Hacker News new | ask | show | jobs
by gildas 2308 days ago
SingleFile [1] can do that, i.e. automatically save viewed pages and/or bookmarks, but it will save pages in HTML. Alternatively, SingleFileZ [2] can do the same but will produce zip files (disguised as HTML files). Disclosure: I'm the author.

[1] https://github.com/gildas-lormeau/SingleFile

[2] https://github.com/gildas-lormeau/SingleFileZ

2 comments

I'm using something similar I believe. I simply wrote a puppeteer automated browser to go through every page and saves it as `.mhtml` This work quite well for my purpose. I was archiving a site with content that I pay for and sits behind my login.

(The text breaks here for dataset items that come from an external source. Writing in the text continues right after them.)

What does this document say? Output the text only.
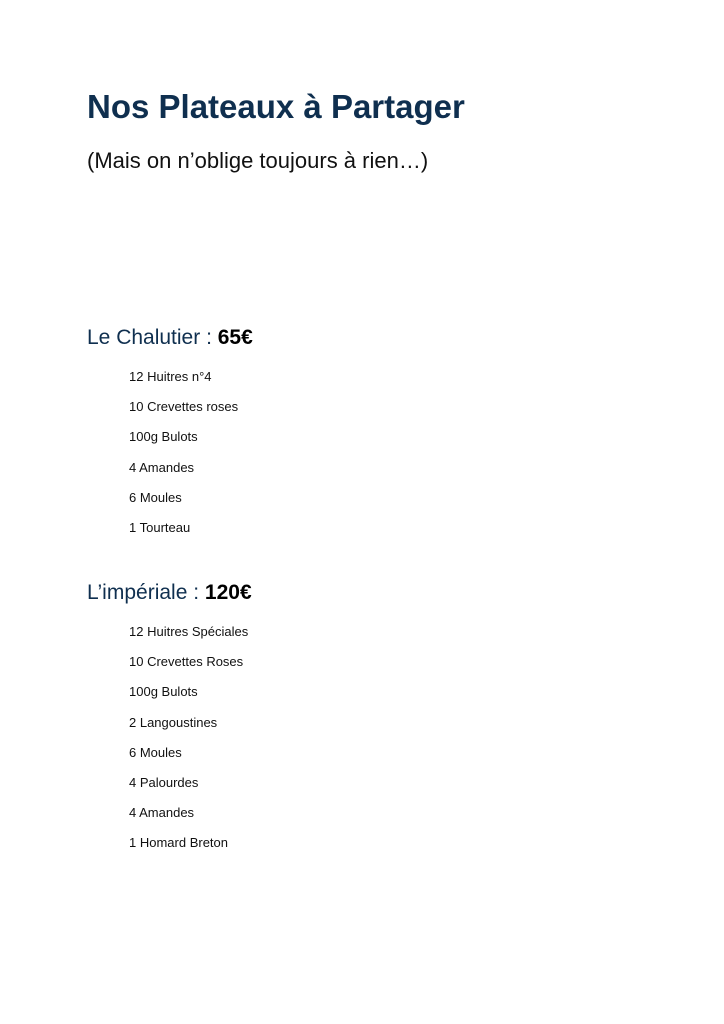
Nos Plateaux à Partager

(Mais on n’oblige toujours à rien…)

Le Chalutier : 65€
12 Huitres n°4
10 Crevettes roses
100g Bulots
4 Amandes
6 Moules
1 Tourteau
L’impériale : 120€
12 Huitres Spéciales
10 Crevettes Roses
100g Bulots
2 Langoustines
6 Moules
4 Palourdes
4 Amandes
1 Homard Breton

I often use material from it when I'm offline and hence needed to put together this hack.

The below code does the job of saving the page as a single file.

```

        const page = await this.browser.newPage()
        const response = await page.goto(url, { timeout: 50000 })

        if (response.status() === 404) {
            await page.close()
            throw new Error('not found')
        }

        // credit: https://stackoverflow.com/questions/54814323/puppeteer-how-to-download-entire-web-page-for-offline-use
        const cdp = await page.target().createCDPSession();
        const { data } = await cdp.send('Page.captureSnapshot', { format: 'mhtml' });

        const htmlFilename = "./data/" + slugify(url)+'.mhtml';
        fs.writeFileSync(htmlFilename, data);
```
I've been looking for something like this for a while now, to store all pages I visit into a personal archive, but all the options I found either involved setting up a proxy and MITMing all your requests (too much effort to set up) or saved to a format I could not easily access.

So far, SingleFile looks like a perfect fit, thanks!